Hepcidin in Kawasaki disease: upregulation by acute inflammation in patients having resistance to intravenous immunoglobulin therapy

Hepcidin is an iron metabolism inhibitor that increases with chronic inflammation. However, it is unclear whether hepcidin indicates acute inflammatory response in Kawasaki disease (KD), which is an acute systemic vasculitis.
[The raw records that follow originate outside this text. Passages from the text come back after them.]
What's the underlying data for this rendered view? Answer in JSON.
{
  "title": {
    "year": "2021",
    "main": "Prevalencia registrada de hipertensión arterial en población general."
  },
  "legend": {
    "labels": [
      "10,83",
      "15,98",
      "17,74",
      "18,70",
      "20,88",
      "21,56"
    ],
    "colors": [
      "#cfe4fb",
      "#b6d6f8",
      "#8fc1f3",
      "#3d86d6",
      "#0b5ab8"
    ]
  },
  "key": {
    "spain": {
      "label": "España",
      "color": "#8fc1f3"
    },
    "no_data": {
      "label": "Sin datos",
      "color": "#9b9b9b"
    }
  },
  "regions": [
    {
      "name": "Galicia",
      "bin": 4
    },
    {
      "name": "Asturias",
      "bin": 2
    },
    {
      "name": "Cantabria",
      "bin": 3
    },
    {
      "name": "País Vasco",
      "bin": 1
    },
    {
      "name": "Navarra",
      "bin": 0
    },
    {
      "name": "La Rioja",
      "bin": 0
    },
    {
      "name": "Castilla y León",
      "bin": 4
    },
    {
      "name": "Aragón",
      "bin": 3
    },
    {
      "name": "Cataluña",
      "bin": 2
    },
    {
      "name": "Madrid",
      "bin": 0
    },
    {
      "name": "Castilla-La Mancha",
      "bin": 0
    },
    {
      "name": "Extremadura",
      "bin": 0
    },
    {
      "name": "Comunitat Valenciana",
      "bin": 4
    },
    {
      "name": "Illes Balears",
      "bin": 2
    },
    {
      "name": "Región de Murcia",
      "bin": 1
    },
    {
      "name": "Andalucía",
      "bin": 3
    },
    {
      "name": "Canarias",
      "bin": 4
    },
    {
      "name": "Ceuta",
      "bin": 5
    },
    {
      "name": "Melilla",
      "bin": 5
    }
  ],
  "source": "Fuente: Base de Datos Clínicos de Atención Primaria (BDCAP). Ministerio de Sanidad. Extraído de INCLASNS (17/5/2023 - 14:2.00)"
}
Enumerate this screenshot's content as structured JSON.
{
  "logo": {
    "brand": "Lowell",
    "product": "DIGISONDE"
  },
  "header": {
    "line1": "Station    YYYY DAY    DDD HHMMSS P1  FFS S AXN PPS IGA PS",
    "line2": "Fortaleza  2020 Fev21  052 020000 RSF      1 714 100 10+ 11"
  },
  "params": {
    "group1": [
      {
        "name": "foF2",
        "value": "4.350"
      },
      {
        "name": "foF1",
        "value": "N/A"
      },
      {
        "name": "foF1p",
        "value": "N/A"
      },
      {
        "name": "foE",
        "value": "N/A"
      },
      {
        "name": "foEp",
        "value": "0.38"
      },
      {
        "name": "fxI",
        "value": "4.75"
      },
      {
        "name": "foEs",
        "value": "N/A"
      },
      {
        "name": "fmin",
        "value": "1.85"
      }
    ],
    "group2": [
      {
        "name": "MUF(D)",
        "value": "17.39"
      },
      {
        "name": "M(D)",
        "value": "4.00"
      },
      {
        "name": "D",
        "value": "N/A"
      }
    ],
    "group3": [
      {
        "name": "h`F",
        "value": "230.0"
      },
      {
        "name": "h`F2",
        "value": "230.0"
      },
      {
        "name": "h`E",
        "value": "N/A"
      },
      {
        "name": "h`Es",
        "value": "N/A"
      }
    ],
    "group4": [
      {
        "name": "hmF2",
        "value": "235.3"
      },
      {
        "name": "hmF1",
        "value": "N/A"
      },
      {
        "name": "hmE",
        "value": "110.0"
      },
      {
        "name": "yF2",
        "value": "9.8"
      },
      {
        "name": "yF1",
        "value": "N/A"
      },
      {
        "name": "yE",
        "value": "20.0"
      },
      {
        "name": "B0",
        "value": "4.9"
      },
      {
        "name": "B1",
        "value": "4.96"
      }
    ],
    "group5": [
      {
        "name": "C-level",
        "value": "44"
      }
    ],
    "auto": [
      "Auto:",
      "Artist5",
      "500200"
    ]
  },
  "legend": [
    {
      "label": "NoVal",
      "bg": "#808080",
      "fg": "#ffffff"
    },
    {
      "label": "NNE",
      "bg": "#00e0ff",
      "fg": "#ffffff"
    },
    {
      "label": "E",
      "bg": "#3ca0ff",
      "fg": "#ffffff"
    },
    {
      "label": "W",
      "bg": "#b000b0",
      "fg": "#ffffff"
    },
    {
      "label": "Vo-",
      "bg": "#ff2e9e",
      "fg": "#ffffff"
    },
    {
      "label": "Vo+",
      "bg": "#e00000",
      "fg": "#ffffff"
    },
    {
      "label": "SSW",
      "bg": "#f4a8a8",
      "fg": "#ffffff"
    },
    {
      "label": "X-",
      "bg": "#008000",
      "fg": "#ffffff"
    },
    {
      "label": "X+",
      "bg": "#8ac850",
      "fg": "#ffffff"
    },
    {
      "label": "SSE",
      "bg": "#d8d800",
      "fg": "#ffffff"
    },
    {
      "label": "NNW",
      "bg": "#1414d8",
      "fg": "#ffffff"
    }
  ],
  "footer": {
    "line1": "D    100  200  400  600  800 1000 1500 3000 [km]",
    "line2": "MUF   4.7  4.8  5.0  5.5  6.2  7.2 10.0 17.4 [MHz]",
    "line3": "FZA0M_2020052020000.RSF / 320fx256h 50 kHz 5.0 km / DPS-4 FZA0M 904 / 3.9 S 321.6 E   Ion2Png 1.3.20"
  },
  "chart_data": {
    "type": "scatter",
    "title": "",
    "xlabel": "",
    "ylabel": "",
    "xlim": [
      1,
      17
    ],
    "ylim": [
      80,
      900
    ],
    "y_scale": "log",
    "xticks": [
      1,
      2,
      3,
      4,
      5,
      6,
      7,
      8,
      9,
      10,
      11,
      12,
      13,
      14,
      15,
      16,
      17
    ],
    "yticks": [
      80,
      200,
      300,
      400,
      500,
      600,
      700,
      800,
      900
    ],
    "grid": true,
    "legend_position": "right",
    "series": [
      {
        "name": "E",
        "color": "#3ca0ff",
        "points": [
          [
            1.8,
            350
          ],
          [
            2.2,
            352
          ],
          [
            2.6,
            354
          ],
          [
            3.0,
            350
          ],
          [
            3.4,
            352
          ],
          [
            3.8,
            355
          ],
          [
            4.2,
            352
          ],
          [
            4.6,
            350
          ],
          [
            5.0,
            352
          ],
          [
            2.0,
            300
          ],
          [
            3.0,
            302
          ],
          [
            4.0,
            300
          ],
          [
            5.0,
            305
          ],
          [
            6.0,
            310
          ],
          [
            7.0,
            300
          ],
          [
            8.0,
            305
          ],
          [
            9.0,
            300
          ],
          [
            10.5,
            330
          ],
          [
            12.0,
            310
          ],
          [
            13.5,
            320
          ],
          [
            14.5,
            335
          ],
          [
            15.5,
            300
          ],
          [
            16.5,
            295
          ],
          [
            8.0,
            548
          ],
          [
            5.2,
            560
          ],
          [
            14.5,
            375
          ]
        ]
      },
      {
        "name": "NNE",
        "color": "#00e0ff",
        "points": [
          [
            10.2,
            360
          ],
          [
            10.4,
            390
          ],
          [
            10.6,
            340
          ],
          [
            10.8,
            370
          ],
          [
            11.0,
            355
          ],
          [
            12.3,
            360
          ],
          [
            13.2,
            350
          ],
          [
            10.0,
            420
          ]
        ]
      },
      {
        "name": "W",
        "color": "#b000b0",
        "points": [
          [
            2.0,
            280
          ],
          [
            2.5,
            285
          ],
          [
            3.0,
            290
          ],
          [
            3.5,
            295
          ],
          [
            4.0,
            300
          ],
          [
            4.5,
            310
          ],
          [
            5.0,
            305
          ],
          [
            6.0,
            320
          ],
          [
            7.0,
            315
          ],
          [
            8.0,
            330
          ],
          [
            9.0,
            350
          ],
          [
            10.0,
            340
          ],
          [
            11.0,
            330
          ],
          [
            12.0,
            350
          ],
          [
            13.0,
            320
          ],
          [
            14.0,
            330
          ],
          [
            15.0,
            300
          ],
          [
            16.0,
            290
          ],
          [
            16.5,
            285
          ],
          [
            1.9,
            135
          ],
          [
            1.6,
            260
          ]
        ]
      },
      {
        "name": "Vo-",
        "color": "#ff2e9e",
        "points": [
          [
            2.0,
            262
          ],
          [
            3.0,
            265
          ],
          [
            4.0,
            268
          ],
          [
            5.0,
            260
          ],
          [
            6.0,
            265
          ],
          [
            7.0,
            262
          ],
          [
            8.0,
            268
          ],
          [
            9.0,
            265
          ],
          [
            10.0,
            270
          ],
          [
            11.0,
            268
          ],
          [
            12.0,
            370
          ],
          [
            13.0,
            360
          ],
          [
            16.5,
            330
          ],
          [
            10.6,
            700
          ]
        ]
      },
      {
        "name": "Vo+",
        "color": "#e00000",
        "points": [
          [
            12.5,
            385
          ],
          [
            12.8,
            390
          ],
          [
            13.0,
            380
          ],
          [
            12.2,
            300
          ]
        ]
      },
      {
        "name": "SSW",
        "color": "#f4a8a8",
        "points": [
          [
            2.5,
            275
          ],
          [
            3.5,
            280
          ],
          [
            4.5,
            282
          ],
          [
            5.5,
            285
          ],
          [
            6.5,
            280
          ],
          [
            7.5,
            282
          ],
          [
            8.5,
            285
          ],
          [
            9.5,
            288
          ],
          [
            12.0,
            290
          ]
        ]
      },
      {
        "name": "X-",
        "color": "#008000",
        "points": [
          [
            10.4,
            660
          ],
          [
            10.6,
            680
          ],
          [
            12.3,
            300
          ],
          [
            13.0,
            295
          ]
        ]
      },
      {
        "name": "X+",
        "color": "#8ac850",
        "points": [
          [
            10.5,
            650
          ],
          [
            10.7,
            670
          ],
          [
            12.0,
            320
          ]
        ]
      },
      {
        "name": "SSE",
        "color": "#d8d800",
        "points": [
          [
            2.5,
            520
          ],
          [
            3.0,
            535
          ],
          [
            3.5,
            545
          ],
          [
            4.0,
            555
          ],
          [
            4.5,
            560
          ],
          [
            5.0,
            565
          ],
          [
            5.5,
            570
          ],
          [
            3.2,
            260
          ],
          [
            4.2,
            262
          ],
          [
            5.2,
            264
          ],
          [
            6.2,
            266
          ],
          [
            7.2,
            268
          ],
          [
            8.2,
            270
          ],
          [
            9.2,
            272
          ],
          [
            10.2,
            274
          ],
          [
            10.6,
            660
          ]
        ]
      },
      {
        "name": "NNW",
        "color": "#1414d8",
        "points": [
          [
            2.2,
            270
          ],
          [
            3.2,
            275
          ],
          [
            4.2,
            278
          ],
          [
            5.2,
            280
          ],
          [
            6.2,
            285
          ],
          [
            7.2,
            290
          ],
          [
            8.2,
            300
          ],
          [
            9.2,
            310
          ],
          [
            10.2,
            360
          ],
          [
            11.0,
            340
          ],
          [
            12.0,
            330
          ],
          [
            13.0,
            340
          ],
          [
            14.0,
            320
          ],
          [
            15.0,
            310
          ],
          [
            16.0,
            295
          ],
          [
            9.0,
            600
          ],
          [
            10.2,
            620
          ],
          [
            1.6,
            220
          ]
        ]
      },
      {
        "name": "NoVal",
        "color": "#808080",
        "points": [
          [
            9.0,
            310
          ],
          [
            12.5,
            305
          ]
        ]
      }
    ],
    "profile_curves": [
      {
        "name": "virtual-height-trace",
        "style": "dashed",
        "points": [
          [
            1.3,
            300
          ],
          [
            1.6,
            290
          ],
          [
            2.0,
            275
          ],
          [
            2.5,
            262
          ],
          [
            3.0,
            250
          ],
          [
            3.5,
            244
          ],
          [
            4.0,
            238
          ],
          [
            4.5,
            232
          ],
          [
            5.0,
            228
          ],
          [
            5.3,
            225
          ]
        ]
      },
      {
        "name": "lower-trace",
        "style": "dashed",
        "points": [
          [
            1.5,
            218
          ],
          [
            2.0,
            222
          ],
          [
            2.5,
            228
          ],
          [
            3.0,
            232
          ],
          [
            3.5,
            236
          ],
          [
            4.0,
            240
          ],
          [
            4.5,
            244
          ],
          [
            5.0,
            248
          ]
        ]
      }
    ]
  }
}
In this study, we examined the serum hepcidin levels before and after intravenous immunoglobulin (IVIG) therapy in responders and non-responders to IVIG. This was a pilot prospective observational study at a university hospital. All KD patients were initially administered 2 g/kg of IVIG as the first IVIG therapy (IVIG(1)) on day 4 to day 7 after onset. Non-responders to IVIG(1) were additionally treated with the second IVIG therapy (IVIG(2)) using 1 g/kg of IVIG. All KD patients were also treated with aspirin. We measured serum hepcidin levels before IVIG(1), after IVIG(1), and during the recovery period. Among the 31 KD patients, 21 patients and 5 patients improved after IVIG(1) (responders-1) and IVIG(2) (responders-2), respectively, but 5 patients did not improve after IVIG(2) (non-responders). Serum hepcidin levels before IVIG(1) were significantly higher in responders-2 (159.0 ng/mL) and non-responders (240.0 ng/mL), compared to responders-1 (103.0 ng/mL). Serum hepcidin levels after IVIG(1) were significantly higher in non-responders (163.0 ng/mL), compared to responders-1 (43.4 ng/mL) and responders-2 (54.6 ng/mL). Serum hepcidin levels of non-responders to IVIG were higher before IVIG and remained high after IVIG. Erythrocyte-related indexes, including hemoglobin, reticulocytes, iron, and ferritin before IVIG(1), were not significantly different among the three groups. Serum hepcidin might be excessively upregulated by acute inflammation in KD patients having resistance to IVIG.